For many years, teachers have used stickers as an important, practical part of their teaching toolkit, often spending money out of their own pocket to endow well-behaved pupils with either a classic gold star, or one of a vast range of motivational stickers that now exist. A representative from Super Stickers - one of the leading producers of stickers in UK schools - tells me that currently times tables stickers are increasingly popular "in light of the increased focus on times tables in light of the new times tables tests announced in January" and "for those primary subjects that don't have written work, such as PE, stickers provide a useful communication tool of achievement for classroom teachers".

One such sticker fan is Maggie Jack, a peripatetic specialist teacher, who would often work with children of various ages, challenging them so their difficulties could be analysed and identified. She explains that, "the end of such a session would always mean they could choose a sticker from the variety that I carry... If they had worked particularly hard, they would be allowed to choose two. There is no doubt that this served not only as a motivator but gave them a tangible acknowledgement of their effort or work. Several children said they had somewhere at home where they kept their stickers - they valued them too."

It is, she claims, "only necessary to see the look on children's faces when they are praised and are given something visible, to know stickers are an essential part of a teacher's tool box.

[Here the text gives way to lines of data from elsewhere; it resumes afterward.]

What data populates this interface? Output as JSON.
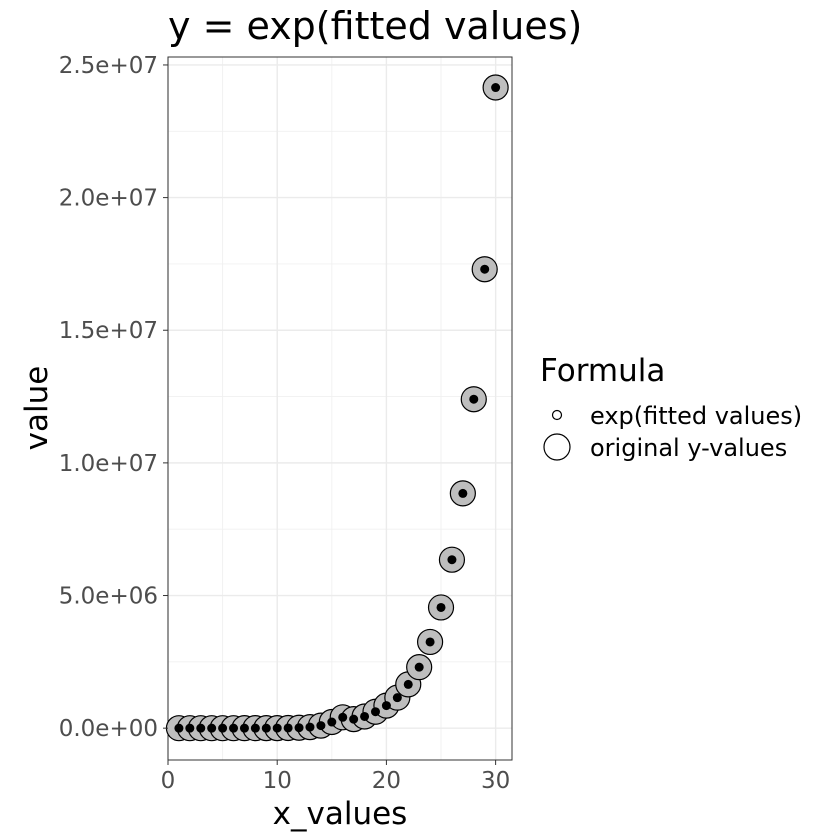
{
  "chart_data": {
    "type": "scatter",
    "title": "y = exp(fitted values)",
    "xlabel": "x_values",
    "ylabel": "value",
    "xlim": [
      0,
      31.5
    ],
    "ylim": [
      -1200000,
      25300000
    ],
    "x_ticks": [
      0,
      10,
      20,
      30
    ],
    "x_tick_labels": [
      "0",
      "10",
      "20",
      "30"
    ],
    "y_ticks": [
      0,
      5000000,
      10000000,
      15000000,
      20000000,
      25000000
    ],
    "y_tick_labels": [
      "0.0e+00",
      "5.0e+06",
      "1.0e+07",
      "1.5e+07",
      "2.0e+07",
      "2.5e+07"
    ],
    "grid": true,
    "legend": {
      "title": "Formula",
      "position": "right",
      "entries": [
        "exp(fitted values)",
        "original y-values"
      ]
    },
    "series": [
      {
        "name": "exp(fitted values)",
        "marker": "small-filled",
        "color": "#000000",
        "x": [
          1,
          2,
          3,
          4,
          5,
          6,
          7,
          8,
          9,
          10,
          11,
          12,
          13,
          14,
          15,
          16,
          17,
          18,
          19,
          20,
          21,
          22,
          23,
          24,
          25,
          26,
          27,
          28,
          29,
          30
        ],
        "y": [
          1,
          3,
          6,
          15,
          36,
          87,
          209,
          502,
          1200,
          2900,
          7000,
          16800,
          40300,
          96700,
          232000,
          410000,
          340000,
          440000,
          620000,
          850000,
          1150000,
          1650000,
          2300000,
          3250000,
          4550000,
          6350000,
          8850000,
          12400000,
          17300000,
          24150000
        ]
      },
      {
        "name": "original y-values",
        "marker": "large-hollow",
        "color": "#bebebe",
        "x": [
          1,
          2,
          3,
          4,
          5,
          6,
          7,
          8,
          9,
          10,
          11,
          12,
          13,
          14,
          15,
          16,
          17,
          18,
          19,
          20,
          21,
          22,
          23,
          24,
          25,
          26,
          27,
          28,
          29,
          30
        ],
        "y": [
          1,
          3,
          6,
          15,
          36,
          87,
          209,
          502,
          1200,
          2900,
          7000,
          16800,
          40300,
          96700,
          232000,
          410000,
          340000,
          440000,
          620000,
          850000,
          1150000,
          1650000,
          2300000,
          3250000,
          4550000,
          6350000,
          8850000,
          12400000,
          17300000,
          24150000
        ]
      }
    ]
  }
}
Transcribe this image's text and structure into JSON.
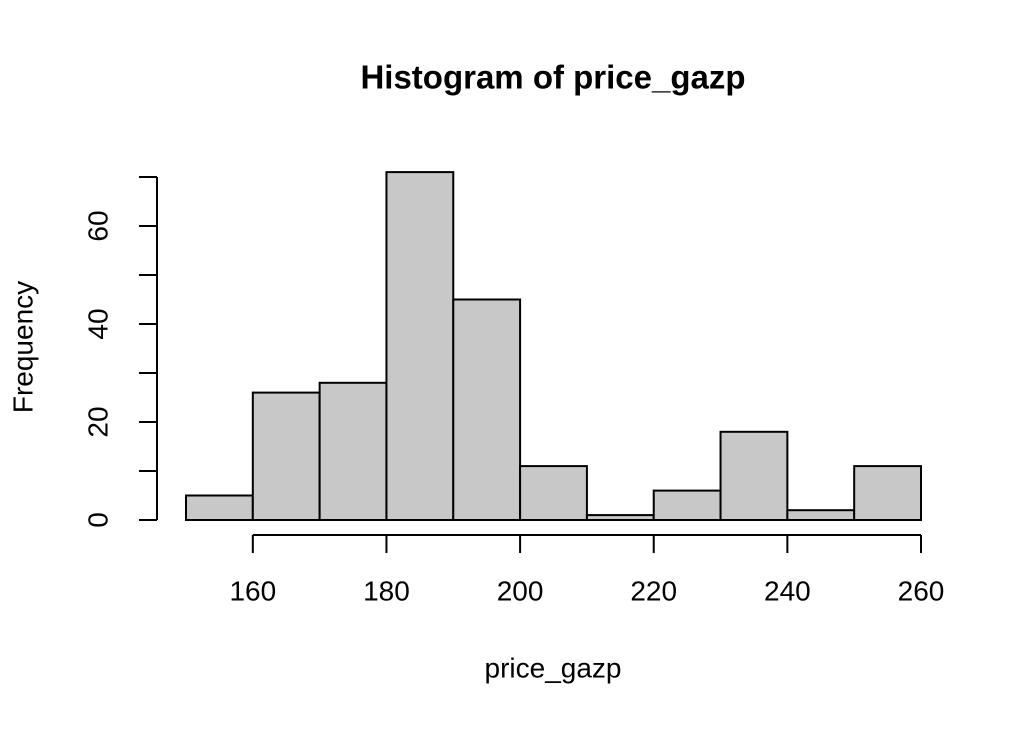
{
  "chart_data": {
    "type": "histogram",
    "title": "Histogram of price_gazp",
    "xlabel": "price_gazp",
    "ylabel": "Frequency",
    "bins": [
      150,
      160,
      170,
      180,
      190,
      200,
      210,
      220,
      230,
      240,
      250,
      260
    ],
    "values": [
      5,
      26,
      28,
      71,
      45,
      11,
      1,
      6,
      18,
      2,
      11
    ],
    "color": "#c8c8c8",
    "xlim": [
      150,
      260
    ],
    "xticks": [
      160,
      180,
      200,
      220,
      240,
      260
    ],
    "ylim": [
      0,
      70
    ],
    "yticks": [
      0,
      20,
      40,
      60
    ],
    "yminor_ticks": [
      10,
      30,
      50,
      70
    ]
  }
}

Stickers can be used to incentivise, to motivate, to evaluate work, effort and engagement. They are quick and easy to use, and... they work!"

Stickers are no panacea for behaviour, and like any teaching tool can be overused to the point of ineffectiveness, but if used well they can serve to reinforce positive behaviours - or to be the little spur that incentivises pupils to get their times tables down pat.

So is it really necessary for teachers to "jettison" stickers? Through undertaking her recent well-received Workload Challenge initiative with the teaching profession, education secretary Nicky Morgan received a whopping 43,832 responses. None, as far as I have read, suggest that the use of stickers is onerous on classroom time. Notably, however, they did cite "accountability/perceived pressures of Ofsted" (53 per cent) and "policy change at national level" (34 per cent).

The teaching profession is currently in crisis, with an unprecedented teacher shortage caused both by a failure to attract young graduates into the profession and teachers leaving state-school classrooms in droves, either to work in independent or international schools, or out of the profession entirely. Bold, decisive action is needed to set this issue straight.

The last thing that teachers need right now is micromanagement in the classroom to the level of offering government-sanctioned advice over whether or not to use stickers to reward pupils. While this issue could perhaps seem trivial, if this sticker situation is symptomatic of a broader trend of classroom interference to come, it is likely to only exacerbate the teacher shortage further. The DFE should stick to its current line: trust teachers to teach.